In the last decade in Hungary and the neighbouring countries, West Nile Neuroinvasive Disease (WNND) has been caused in dramatically increasing numbers by lineage 2 West Nile Virus (WNV) strains both in horses and in humans. The disease in this geographical region is seasonal, so vaccination of horses should be carefully scheduled to maintain the highest antibody titres during outbreak periods. The objective of this study was to characterise the serum neutralising (SN) antibody titres against a lineage 2 WNV strain in response to vaccination with an inactivated lineage 1 vaccine (Equip® WNV).

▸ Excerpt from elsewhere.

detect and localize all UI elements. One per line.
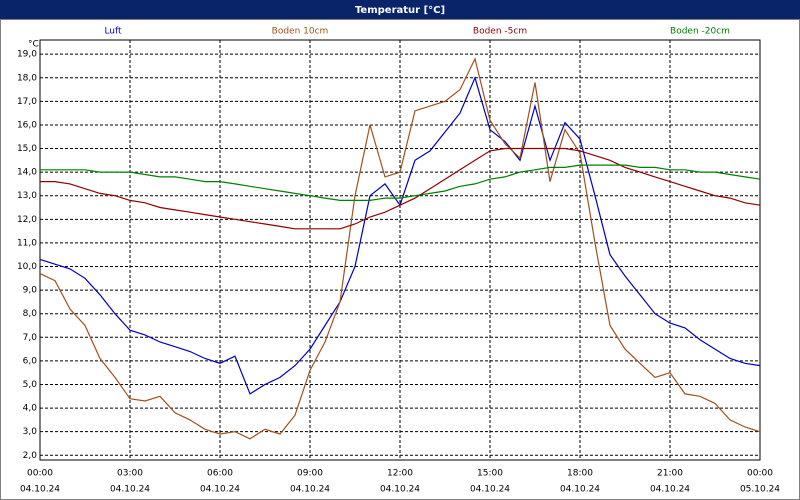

Thirty-two seronegative horses were enrolled in the study, 22 horses were allocated to the vaccinated group and 10 retained as unvaccinated controls. Horses were vaccinated according to the product’s vaccination guidelines. A primary vaccination of two doses administered 28 days apart was initiated approximately 5 months before the WNV outbreak season, followed by a booster vaccination one year later. Blood samples were collected during a 2-year period to monitor production of SN antibodies against lineage 1 and the enzootic lineage 2 WNV strain.

Mean antibody titres against lineage 1 WNV were significantly higher (P ≤ 0.05) in the vaccinated group compared to the control group at all-time points after the primary dose of vaccination. Similarly, mean antibody titres against lineage 2 WNV were significantly higher (P ≤ 0.05) in the vaccinated group compared to the control group at all time-points except at 6 months after the primary vaccination. SN antibody titres were significantly higher against lineage 1 than lineage 2 at all-time points.

According to the results, vaccination with an inactivated lineage 1 vaccine induces antibodies against both WNV lineages 1 and 2 strains up to 2 years after booster vaccination, but in those geographical regions where lineage 2 strains are responsible for seasonal outbreaks, a booster vaccination should be considered earlier than 12 months after primary vaccination.

在匈牙利和周边国家的最近十年中，西尼罗河神经侵袭性疾病（WNND）是由马和人类中的第2系西尼罗河病毒（WNV）毒株引起的。该地理区域的疾病是季节性的，因此应谨慎安排马的疫苗接种，以在爆发期间维持最高的抗体滴度。这项研究的目的是鉴定针对灭活的谱系1疫苗（Equip®WNV）的疫苗接种后针对谱系2 WNV株的血清中和（SN）抗体效价。

该研究招募了32匹血清阴性的马，将22匹马分配给了疫苗接种组，将10匹保留为未接种疫苗的对照组。根据产品的疫苗接种指南为马接种疫苗。在WNV暴发季节之前约5个月，开始间隔28天注射两剂初次疫苗，然后在一年后加强免疫。在2年期间收集血液样本，以监测针对谱系1和Enzootic谱系2 WNV株的SN抗体的产生。

在初次接种疫苗后的所有时间点上，接种组的抗1 WNV抗体平均滴度均显着高于对照组（P≤0.05）。同样，除初次接种疫苗后的6个月以外，在所有时间点上，接种组的抗2代WNV抗体平均滴度均显着高于对照组（P≤0.05）。在所有时间点，针对谱系1的SN抗体滴度均明显高于谱系2。

根据结果​​，在加强接种后长达2年的时间里，使用灭活的第1代疫苗灭活疫苗会诱导针对WNV第1和第2株的抗体，但在那些第2代菌株引起季节性暴发的地理区域中，应进行加强接种考虑在初次接种疫苗后12个月之前。